In the early spring it looked as if equity markets would benefit from an influx of liquidity as risk aversion moderated from the extreme levels reached at the height of the credit crisis. However, a solid rally in April and early May aborted as commodity prices scaled new heights, fuelling renewed worries about economic prospects.
Commodity price appreciation coexisted with rising equity markets over 2003-2007 because costs were climbing gradually from historically low levels. However, the rate of ascent has accelerated sharply since the Fed began to cut rates and prices are now reaching levels that threaten to render a significant portion of the capital stock uneconomic. Meanwhile, large rises in headline inflation rates have prompted a tightening of global monetary policies, further increasing downside risks to growth and earnings. Pressures are strongest in emerging economies: official rates are rising in 22 of 46 investable countries monitored by New Star.
A fall in commodity prices – particularly energy – is therefore a prerequisite for a sustainable rally in equities, both to free up available liquidity and to stabilise the economic outlook. The key issue is whether prices are now at levels likely to result in an excess of supply over demand over the medium term. In the case of oil, they probably are – significant demand destruction is now occurring in developed economies (e.g., US petroleum consumption fell an annual 4% in the first quarter), while a recent lifting of subsidised prices should lead to greater conservation efforts in emerging countries.

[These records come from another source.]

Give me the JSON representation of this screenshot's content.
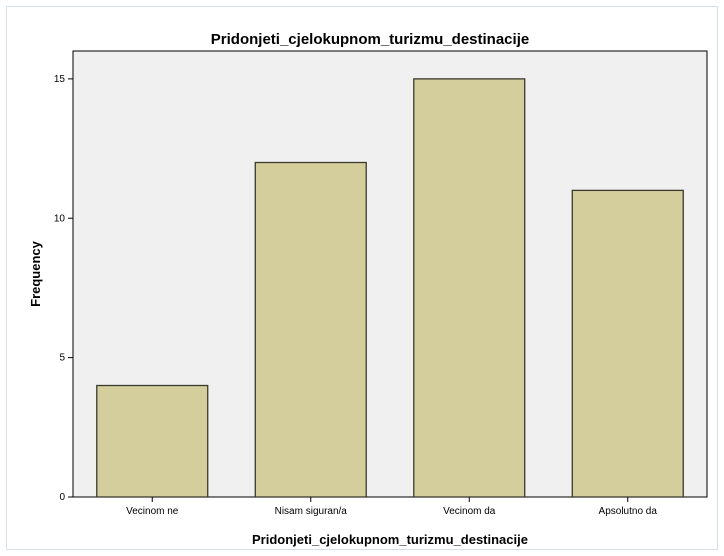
{
  "chart_data": {
    "type": "bar",
    "title": "Pridonjeti_cjelokupnom_turizmu_destinacije",
    "xlabel": "Pridonjeti_cjelokupnom_turizmu_destinacije",
    "ylabel": "Frequency",
    "categories": [
      "Vecinom ne",
      "Nisam siguran/a",
      "Vecinom da",
      "Apsolutno da"
    ],
    "values": [
      4,
      12,
      15,
      11
    ],
    "ylim": [
      0,
      16
    ],
    "yticks": [
      0,
      5,
      10,
      15
    ],
    "grid": false,
    "legend": "none",
    "colors": {
      "plot_background": "#f0f0f0",
      "bar_fill": "#d3ce9b",
      "bar_stroke": "#3a3a2e"
    }
  }
}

However, the timing of any reversal is uncertain.
The central case scenario of a recovery in equity markets during the second half as recent commodity price gains partially reverse depends on global liquidity conditions remaining benign. While G7 annual real money growth currently remains strong, nominal money trends have slowed in recent months and a further rise in headline inflation will squeeze the real measure. With industrial activity languishing, however, the money / output growth gap should remain positive, though smaller than in early 2008.